Innovazioni sono invece previste nella composizione del Consiglio europeo, a loro volta derivanti dalle modifiche introdotte a livello di organi dell’Unione: ad esso, infatti, fa parte anche il “nuovo” presidente dell’Unione europea (rectius, del Consiglio europeo, v. infra), mentre il nuovo Alto rappresentante dell’Unione per gli Affari esteri e la Politica di sicurezza partecipa ai lavori.

Viene anche codificata la più recente prassi (che nuovamente si trasforma in obbligo) di convocarsi con cadenza trimestrale, salva la convocazione da parte del presidente di riunioni straordinarie. Soprattutto, vengono introdotte norme di procedura sui lavori del Consiglio europeo, relative alla convocazione, alla facoltà di ciascun componente di farsi assistere da un ministro ovvero, nel caso del presidente della Commissione, da un suo membro, alle modalità di adozione delle decisioni.

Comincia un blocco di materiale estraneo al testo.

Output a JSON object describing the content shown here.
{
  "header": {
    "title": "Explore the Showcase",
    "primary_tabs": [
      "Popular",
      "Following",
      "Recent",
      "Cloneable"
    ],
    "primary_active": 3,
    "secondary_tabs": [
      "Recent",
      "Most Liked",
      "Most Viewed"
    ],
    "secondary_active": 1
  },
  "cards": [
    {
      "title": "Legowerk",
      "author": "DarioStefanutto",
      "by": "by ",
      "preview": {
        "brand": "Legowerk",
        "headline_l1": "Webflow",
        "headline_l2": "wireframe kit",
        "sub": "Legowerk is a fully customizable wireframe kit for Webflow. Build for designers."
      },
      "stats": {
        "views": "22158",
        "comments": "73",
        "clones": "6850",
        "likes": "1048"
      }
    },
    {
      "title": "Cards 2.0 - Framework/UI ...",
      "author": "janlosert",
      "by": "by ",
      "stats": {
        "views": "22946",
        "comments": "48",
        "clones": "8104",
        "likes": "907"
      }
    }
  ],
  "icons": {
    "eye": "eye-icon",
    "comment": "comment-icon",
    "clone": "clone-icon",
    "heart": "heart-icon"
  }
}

Com’è noto, peraltro, la parte più innovativa del Trattato di Lisbona riguarda il “nuovo” Presidente del Consiglio europeo, eletto dal Consiglio europeo a maggioranza qualificata per un periodo di due anni e mezzo, rieleggibile ma revocabile con votazione a maggioranza del Consiglio europeo in caso di impedimento o colpa grave. Al presidente, che in forza delle modalità di elezione sopra indicate non fa più capo ad uno Stato membro, viene inoltre attribuito un ruolo più incisivo rispetto a quello delle attuali presidenze di turno dell’Unione: in particolare, egli svolge il compito di presiedere e animare le riunioni del Consiglio europeo; assicura la continuità dei lavori del Consiglio europeo, in cooperazione col presidente della Commissione e in base ai lavori del Consiglio “Affari generali”; assicura la rappresentanza esterna dell’Unione per le materie relative alla politica estera e di sicurezza comune, salve le attribuzioni dell’Alto rappresentante dell’Unione per gli affari esteri e la politica di sicurezza, con cui il presidente deve coordinarsi. Di rilievo è anche il compito di presentare una relazione ai componenti dopo ciascuna riunione, previsto dal Trattato di Lisbona tra le nuove funzioni del Presidente, nell’ottica proprio della valorizzazione del Consiglio europeo come istituzione, e non più soltanto quindi come “momento” di incontro al vertice dei rappresentanti degli Stati membri.